Pocket-lint reported that HTC had announced at a Seattle, WA event that hardware keyboards are on their way out. The move may seem surprising for HTC, which had numerous phone models equipped with keyboards in the past, but makes sense as Apple had announced in 2007 that keyboards are no longer needed with the iPhone.

When HTC was a Windows Mobile–then Palm PC and Pocket PC–exclusive house, the company had built a name for itself with some great devices with physical QWERTY keyboards. The first smartphone device with a keyboard–the HTC Blue Angel–had a mushy membrane keyboard that slid in portrait mode similar to the webOS-powered Palm Pre. After that, HTC had shrunk down the size of its smartphone from the rather large 3.5-inch display of the Blue Angel at the time and implemented landscape-oriented keyboards which became increasingly popular.

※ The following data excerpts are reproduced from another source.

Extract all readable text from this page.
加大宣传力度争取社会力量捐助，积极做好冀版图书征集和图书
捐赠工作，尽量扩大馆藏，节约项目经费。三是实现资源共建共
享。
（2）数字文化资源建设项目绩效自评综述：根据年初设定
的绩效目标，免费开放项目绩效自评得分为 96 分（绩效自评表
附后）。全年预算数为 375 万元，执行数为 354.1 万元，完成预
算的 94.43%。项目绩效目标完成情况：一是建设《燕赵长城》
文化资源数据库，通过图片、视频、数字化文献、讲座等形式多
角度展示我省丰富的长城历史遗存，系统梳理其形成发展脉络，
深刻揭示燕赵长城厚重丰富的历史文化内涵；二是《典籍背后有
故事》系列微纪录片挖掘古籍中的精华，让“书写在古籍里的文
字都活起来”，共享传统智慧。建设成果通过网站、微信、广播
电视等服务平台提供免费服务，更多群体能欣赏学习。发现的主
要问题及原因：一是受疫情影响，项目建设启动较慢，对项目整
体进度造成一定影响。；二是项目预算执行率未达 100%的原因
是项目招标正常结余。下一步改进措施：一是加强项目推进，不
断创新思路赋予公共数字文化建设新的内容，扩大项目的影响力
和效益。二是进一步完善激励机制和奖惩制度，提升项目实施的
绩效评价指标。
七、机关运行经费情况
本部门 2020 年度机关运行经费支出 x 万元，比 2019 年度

However, since the Windows Mobile era, more modern OSes–like iOS, Android, and Windows Phone–have better touch support and great auto-correct and predictive text engine that may negate the need for a physical keyboard for many users. As such, even the HTC 7 Pro, which was released on Sprint’s 3G Now Network as the HTC Arrive–a phone that ran Microsoft’s Windows Phone 7 platform–became a niche device compared to touchscreen-only devices, like the HTC Trophy and the Nokia Lumia series.

In addition to abandoning sliding landscape-oriented keyboard, portrait-oriented keyboards and front-facing keyboards such as that on the HTC Status on AT&T may also be a thing of the past as well.

In the past, keyboards–as a result of the BlackBerry dominance–are a thing that enterprise consumers look forward to for messaging and emailing. Are we finally at an inflection point where enterprise customers and consumers are beginning to seek the same things in a mobile computing device and experience?

3 Comments

3 Comments

  1. Carnaman

    04/20/2012 at 6:58 am

    I think Swype makes an on screen keyboard work. Without it I would still want a physical keyboard.

  2. Silver Fang

    04/21/2012 at 2:31 pm

    I guess I’m old school because I’m going to keep going for keyboard phones for as long as they’re available.

    • Jay

      07/01/2012 at 3:20 pm

      I bought a phone w/ a screen for viewing, not for a keyboard to take up half of it.